(Des responsables religieux réunis à Sarcelles appellent à une procédure judiciaire respectueuse des garanties de l’État de droit)
La détention en Corée du Sud de Lee Man-hee, dirigeant du mouvement religieux Shincheonji, continue de provoquer des réactions au-delà des frontières sud-coréennes. Âgé de 95 ans et placé en détention depuis le 24 juin 2026, avant même l’ouverture de son procès, il fait l’objet d’une enquête portant sur de présumées infractions à la législation encadrant les partis politiques. Cette situation a conduit plusieurs responsables religieux établis en France à exprimer leur vive préoccupation, estimant que les droits fondamentaux de l’intéressé doivent être pleinement garantis tout au long de la procédure judiciaire.
Réunis le week-end dernier à Sarcelles, onze pasteurs, accompagnés d’une quarantaine de fidèles issus de différentes communautés chrétiennes, ont tenu un rassemblement pour appeler au respect des principes de justice, de présomption d’innocence et de dignité humaine. Les participants ont particulièrement insisté sur l’âge très avancé de Lee Man-hee ainsi que sur le fait qu’aucun jugement n’a encore été rendu dans cette affaire.

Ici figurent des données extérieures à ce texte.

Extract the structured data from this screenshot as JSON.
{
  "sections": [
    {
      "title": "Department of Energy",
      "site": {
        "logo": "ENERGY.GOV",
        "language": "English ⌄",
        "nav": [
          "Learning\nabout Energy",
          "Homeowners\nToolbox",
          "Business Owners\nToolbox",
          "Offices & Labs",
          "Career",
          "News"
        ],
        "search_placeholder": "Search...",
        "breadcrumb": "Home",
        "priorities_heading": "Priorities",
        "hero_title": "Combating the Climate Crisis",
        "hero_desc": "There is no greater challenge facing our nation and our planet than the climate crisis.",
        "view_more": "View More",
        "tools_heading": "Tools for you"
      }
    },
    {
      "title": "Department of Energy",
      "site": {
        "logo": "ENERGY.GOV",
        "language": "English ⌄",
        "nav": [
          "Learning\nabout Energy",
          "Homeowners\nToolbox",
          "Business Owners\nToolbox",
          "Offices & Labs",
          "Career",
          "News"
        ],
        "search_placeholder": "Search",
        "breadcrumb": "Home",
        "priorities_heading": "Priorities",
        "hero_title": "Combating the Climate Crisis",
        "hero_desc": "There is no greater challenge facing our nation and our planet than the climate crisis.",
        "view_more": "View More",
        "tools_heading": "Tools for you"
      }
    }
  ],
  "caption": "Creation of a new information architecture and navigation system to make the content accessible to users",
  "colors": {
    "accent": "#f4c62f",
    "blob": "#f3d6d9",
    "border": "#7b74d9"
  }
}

Une inquiétude grandissante autour des conditions de détention
Au cours de cette rencontre, les responsables religieux ont exprimé leur inquiétude face au maintien en détention d’un homme nonagénaire dont la santé est jugée fragile.
Le pasteur Fatoumata a évoqué une situation qu’il qualifie de profondément préoccupante, rappelant que Lee Man-hee est un ancien vétéran de guerre ayant consacré une grande partie de sa vie au service de son pays. Selon lui, l’incarcération d’une personne de cet âge avant toute condamnation soulève de sérieuses interrogations sur le respect des droits humains.
Dans le même esprit, le pasteur Joseph Sagesse, responsable de l’Église évangélique Sentinelle de Jésus-Christ de France, a retracé le parcours de Lee Man-hee qu’il présente comme un défenseur des libertés civiques. Il a déclaré être convaincu que ce dernier traverse une épreuve comparable à celles connues par d’autres personnalités religieuses poursuivies en raison de leurs convictions, affirmant notamment que « le pasteur Lee n’a ni volé, ni tué, ni commis de crime ».
Un appel au respect de l’État de droit
Le pasteur Jean-Baptiste, représentant de l’Église Source de Vie et de l’Église Assemblée de Jésus-Christ, a pour sa part insisté sur les principes universels de protection des droits de l’homme.
Selon lui, les informations actuellement disponibles alimentent un sentiment d’incompréhension et laissent penser que les accusations portées contre le dirigeant religieux demeurent, à ce stade de la procédure, insuffisamment établies. Il a appelé à une mobilisation internationale pacifique afin de veiller au respect des garanties offertes par l’État de droit et à la préservation des droits de la personne concernée.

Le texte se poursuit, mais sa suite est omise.